K.Ventures Limited v Peter Olumati [2018] KEHC 6207 (KLR)
Full Case Text
REPUBLIC OF KENYA
IN THE HIGH COURT OF KENYA
AT NAIROBI
CIVIL DIVISION
CIVIL APPEAL NO. 513 OF 2016
K.VENTURES LIMITED..........APPELLANT/RESPONDENT
VERSUS
PETER OLUMATI......................RESPONDENT/APPLICANT
RULING
By a Notice of Motion dated 10th October 2017 and filed on 11th October 2017, the applicant seeks that the appeal herein be dismissed for want of prosecution. The application is brought under Order 42 Rule 35(2) of the Civil Procedure Rules, Sections 1A and 1B of the Civil Procedure Act. It is supported by the Affidavit of Edwin Kamau sworn on 10th October 2017 and a Further Affidavit sworn on 5th December 2017.
The applicant states that since the Memorandum of Appeal was filed, the appellant has not taken any steps to prosecute it by setting it down for hearing, a clear indication that he is no longer interested in pursuing his claim. He urges that the delay has been inordinate and that the appeal lacks chances of succeeding, adding that the respondent’s case in the lower court had been at an advanced stage of trial when the appeal was filed.
The application was opposed through the Replying Affidavit of Michael Kamau Kimani, a director of the respondent company, sworn on 7th November 2017. The respondent reiterates his interest to pursue the appeal and urges that the respondent will suffer prejudice should the appeal be dismissed since it will have been denied an opportunity to present its case pending before the trial court.
The application was canvassed by way of written submissions. The appellant urged the court not to consider that the application which necessitated the appeal arose from its advocates mistakes in failing to file the documents which he had sought to introduce in the lower court’s proceedings. The appellant stated that the respondent’s response was an attempt to argue the merits of the appeal. He also submitted the period of over one year was inordinate delay justifying dismissal of the appeal for the interests of justice.
Rule 35(2) of Order 42 of the Civil Procedure Rules under which the application is brought provides that:
If, within one year after the service of the memorandum of appeal, the appeal shall not have been set down for hearing, the registrar shall on notice to the parties list the appeal before a judge in chambers for dismissal.
Moving the court for dismissal of an appeal for want of prosecution under this provision is however, only available to the registrar and not a party. The appellant ought instead to have cited Rule 35(1) of Order 42 which provides that:
‘Unless within three months after the giving of directions under rule 13 the appeal shall have been set down for hearing by the appellant, the respondent shall be at liberty either to set down the appeal for hearing or to apply by summons for its dismissal for want of prosecution.’
Nevertheless, I have considered the application on the basis of its substance over the procedural technicality of the applicant’s citation of the wrong provision of the law.
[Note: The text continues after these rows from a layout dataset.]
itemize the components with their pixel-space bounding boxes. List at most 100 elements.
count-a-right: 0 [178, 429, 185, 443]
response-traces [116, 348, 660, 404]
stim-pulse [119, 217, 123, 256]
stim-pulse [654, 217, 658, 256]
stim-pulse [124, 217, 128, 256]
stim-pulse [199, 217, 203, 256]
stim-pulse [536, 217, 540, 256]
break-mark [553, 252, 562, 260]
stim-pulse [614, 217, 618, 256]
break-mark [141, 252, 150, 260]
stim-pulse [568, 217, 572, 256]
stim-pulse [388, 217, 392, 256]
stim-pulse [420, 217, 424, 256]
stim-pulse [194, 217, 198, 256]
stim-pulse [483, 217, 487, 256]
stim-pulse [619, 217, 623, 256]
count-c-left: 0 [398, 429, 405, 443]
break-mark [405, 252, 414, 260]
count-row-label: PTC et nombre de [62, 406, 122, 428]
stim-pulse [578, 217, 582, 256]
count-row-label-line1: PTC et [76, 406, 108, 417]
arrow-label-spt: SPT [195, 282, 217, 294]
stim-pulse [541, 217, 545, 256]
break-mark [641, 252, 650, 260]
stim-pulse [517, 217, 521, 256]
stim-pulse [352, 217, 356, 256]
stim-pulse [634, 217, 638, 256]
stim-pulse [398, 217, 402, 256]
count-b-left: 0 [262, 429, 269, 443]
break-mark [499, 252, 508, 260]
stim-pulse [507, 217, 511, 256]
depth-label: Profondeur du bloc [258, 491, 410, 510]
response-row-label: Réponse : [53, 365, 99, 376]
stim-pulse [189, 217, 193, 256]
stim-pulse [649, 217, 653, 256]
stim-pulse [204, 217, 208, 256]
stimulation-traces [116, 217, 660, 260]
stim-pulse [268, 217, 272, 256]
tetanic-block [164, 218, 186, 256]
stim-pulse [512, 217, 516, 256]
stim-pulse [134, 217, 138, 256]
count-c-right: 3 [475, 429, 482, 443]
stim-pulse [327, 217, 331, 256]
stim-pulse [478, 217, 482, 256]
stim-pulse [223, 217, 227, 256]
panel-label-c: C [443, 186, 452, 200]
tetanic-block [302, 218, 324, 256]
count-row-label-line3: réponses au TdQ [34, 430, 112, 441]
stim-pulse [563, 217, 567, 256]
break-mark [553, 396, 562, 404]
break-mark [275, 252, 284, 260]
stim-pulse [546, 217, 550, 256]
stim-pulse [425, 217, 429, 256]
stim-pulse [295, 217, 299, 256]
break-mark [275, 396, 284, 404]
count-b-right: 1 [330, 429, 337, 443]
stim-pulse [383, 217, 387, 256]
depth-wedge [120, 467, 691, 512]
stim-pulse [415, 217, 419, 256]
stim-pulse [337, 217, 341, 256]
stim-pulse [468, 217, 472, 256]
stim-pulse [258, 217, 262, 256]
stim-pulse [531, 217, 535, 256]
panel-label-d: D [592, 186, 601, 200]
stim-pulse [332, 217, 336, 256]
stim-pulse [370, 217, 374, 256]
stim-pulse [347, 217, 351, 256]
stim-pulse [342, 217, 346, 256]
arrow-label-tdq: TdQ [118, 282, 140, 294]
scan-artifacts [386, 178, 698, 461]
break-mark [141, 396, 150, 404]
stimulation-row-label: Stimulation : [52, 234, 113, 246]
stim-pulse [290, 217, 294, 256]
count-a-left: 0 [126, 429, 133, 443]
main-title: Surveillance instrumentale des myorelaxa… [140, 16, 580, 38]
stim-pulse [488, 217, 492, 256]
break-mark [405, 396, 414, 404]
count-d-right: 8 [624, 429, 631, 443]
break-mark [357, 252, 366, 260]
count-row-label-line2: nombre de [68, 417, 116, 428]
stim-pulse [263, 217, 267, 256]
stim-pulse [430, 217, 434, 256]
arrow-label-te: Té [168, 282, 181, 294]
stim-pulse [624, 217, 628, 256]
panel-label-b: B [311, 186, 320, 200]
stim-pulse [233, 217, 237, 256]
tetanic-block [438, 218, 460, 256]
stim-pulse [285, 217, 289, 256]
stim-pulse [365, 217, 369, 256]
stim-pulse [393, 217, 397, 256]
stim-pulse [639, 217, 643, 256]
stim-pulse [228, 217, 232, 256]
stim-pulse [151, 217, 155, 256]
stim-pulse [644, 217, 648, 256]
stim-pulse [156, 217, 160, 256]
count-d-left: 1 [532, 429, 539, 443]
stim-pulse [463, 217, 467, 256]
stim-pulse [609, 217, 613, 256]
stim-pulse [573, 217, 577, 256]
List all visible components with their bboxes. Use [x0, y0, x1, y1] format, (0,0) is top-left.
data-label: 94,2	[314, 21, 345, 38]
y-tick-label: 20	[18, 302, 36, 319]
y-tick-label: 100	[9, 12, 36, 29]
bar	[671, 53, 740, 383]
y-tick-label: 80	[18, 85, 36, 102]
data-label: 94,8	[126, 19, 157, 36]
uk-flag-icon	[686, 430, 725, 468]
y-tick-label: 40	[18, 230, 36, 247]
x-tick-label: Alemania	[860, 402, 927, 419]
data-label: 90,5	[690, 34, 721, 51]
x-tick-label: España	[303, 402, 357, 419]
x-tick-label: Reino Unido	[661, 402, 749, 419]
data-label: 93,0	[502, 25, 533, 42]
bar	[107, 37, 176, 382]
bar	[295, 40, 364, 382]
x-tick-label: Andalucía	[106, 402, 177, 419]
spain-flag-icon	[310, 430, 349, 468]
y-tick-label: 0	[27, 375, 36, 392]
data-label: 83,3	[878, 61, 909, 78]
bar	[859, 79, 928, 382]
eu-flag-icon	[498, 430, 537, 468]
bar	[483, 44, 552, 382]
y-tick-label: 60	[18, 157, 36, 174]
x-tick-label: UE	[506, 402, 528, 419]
The subject appeal was filed vide a Memorandum of Appeal dated 22nd July 2016, seeking to set aside orders of the trial court issued on 15th July 2016. It sought to challenge the Ruling of the trial court which declined to allow admission of documents by the respondent company in the pending proceedings. In the said proceedings, the matter had proceeded to conclusion and parties directed to file submissions. It is at that point that the respondent herein, filed an application seeking admission of the respondent’s statement and list of documents. This application was dismissed hence the filing of the appeal.
For an appeal to be liable for dismissal for want of prosecution under the proper provision Rule 35(1) directions must have been issued under Order 42 Rule 13 and three months lapsed without any action being taken by the appellant. Such directions have not been issued in this matter. That said, it is the duty of the appellant to move the court towards admission of an appeal in order to pave way for the issuance of directions. Rule 11 of Order 42 requires that once an appeal has been filed, the appellant should, within thirty days, cause the matter to be listed before a judge for directions under section 79B of the Act. Rule 13(1) of the same order also directs that:
‘On notice to the parties delivered not less than twenty-one days after the date of service of the memorandum of appeal the appellant shall cause the appeal to be listed for the giving of directions by a judge in chambers.’
It is not in dispute that it has been slightly over one year since the memorandum of appeal was filed on 29th July 2016. A perusal of the file shows that following the filing of the memorandum of appeal, a request was made by the Deputy Registrar of the High Court on 29th July 2016 for the record of proceedings of the lower court. No action has been taken by the appellant. From a reading of the provisions of Order 42 cited above, it is the appellant’s duty to set the appeal in motion by having it listed for directions. This ought to have been done within 30 days of filing the appeal. The appellant did not take any such step and has not provided any reasons for such failure. I am therefore inclined to find that this application bears merit, and therefore the appeal is dismissed with costs to the applicant.
Dated, signed and delivered at Nairobi this 16th day of May, 2018.